Gioia noted that the state gained 11,600 jobs since this time last year, led by the construction sector's 5,200 new positions.

"Other sectors are not doing as well, and unfortunately two of them are very high value industries," Gioia said.

"Manufacturing and financial services are down in jobs year over year and this is something that is a concern for the economy."

Unemployment rate

Connecticut's unemployment rate did fall two-tenths of a point since August to 7.9%. It has not been below 8% since April 2009.

The labor department said uncertainty leading up to the October 1 federal shutdown and seasonal adjustment issues in public education may have impacted the September and October figures.

“The September and October reports are sending mixed signals about Connecticut’s labor markets,” said Andy Condon, the agency's research director.

“The weeks leading up to the federal government shutdown, evidently, led to increased economic uncertainty and hiring indecision across the state.

"On a positive note, the state's unemployment rate has declined for two months in a row primarily driven by a reduced number of unemployed individuals."

Sectors

Leisure and hospitality suffered the biggest job losses of any sector in September, shedding 1,800 positions, a reflection of summer's end.

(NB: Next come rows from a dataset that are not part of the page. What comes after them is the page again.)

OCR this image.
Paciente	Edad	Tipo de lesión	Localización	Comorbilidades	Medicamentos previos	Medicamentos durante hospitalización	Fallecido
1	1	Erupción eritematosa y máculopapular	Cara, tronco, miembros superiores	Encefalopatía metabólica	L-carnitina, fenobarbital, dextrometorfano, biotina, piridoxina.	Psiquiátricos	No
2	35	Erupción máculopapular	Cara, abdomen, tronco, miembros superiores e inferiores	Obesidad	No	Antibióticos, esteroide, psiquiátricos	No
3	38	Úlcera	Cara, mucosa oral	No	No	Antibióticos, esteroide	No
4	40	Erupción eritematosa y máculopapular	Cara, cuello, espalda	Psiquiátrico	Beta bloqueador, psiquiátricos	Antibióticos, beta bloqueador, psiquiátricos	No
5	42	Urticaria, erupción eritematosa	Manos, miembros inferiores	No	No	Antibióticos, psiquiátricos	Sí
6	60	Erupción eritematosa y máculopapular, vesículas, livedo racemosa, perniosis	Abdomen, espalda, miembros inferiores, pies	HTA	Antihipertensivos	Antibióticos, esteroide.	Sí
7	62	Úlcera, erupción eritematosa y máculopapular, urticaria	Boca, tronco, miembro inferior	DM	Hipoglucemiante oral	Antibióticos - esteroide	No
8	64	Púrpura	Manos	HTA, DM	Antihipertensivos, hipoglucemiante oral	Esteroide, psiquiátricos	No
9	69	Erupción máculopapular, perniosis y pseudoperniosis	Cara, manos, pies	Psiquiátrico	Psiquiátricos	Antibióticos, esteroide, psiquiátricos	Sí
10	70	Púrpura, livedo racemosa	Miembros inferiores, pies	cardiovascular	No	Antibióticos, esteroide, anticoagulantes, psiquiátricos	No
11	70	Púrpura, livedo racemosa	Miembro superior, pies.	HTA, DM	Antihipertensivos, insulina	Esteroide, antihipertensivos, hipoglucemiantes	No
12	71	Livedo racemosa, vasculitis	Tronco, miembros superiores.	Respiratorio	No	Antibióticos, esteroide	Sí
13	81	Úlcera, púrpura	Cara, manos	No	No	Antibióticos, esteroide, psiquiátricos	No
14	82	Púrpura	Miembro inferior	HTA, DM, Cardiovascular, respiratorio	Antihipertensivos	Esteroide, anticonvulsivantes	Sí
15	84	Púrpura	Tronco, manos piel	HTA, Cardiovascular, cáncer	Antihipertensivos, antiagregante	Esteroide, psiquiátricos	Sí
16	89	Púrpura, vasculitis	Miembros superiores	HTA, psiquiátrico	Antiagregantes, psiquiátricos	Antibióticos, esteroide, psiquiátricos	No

Financial activities lost 1,300 jobs in September, followed by professional and business services (-1,100) and manufacturing (-800).

The government sector added 1,400 jobs in September then lost 1,100 positions in October, with most of those losses in local government. Federal workers furloughed because of the shutdown were eventually paid and are counted as employed for both months.

Trade, transportation, and utilities lost 800 jobs in October, with retailers cutting 1,100 positions. Professional and business services shed 600 jobs, followed by other services (-300) and manufacturing (-100).

Labor markets

All six labor market areas lost jobs in September, with all but Waterbury registering small declines. Waterbury lost 1,000 jobs in that month before rebounding in October with 1,000 new positions.

Hartford-West Hartford-East Hartford added 1,500 jobs in October, while New Haven gained 600 positions, followed by Danbury and Norwich-New London with 200 apiece.

Bridgeport-Stamford-Norwalk lost 900 jobs in October, the only labor market area with declines for the month.

Connecticut has recovered 58,900, or 48.6% of the jobs lost during the March 2008-February 2010 recession.

The state is averaging 1,339 new jobs a month through the 44 months of the post-recession recovery.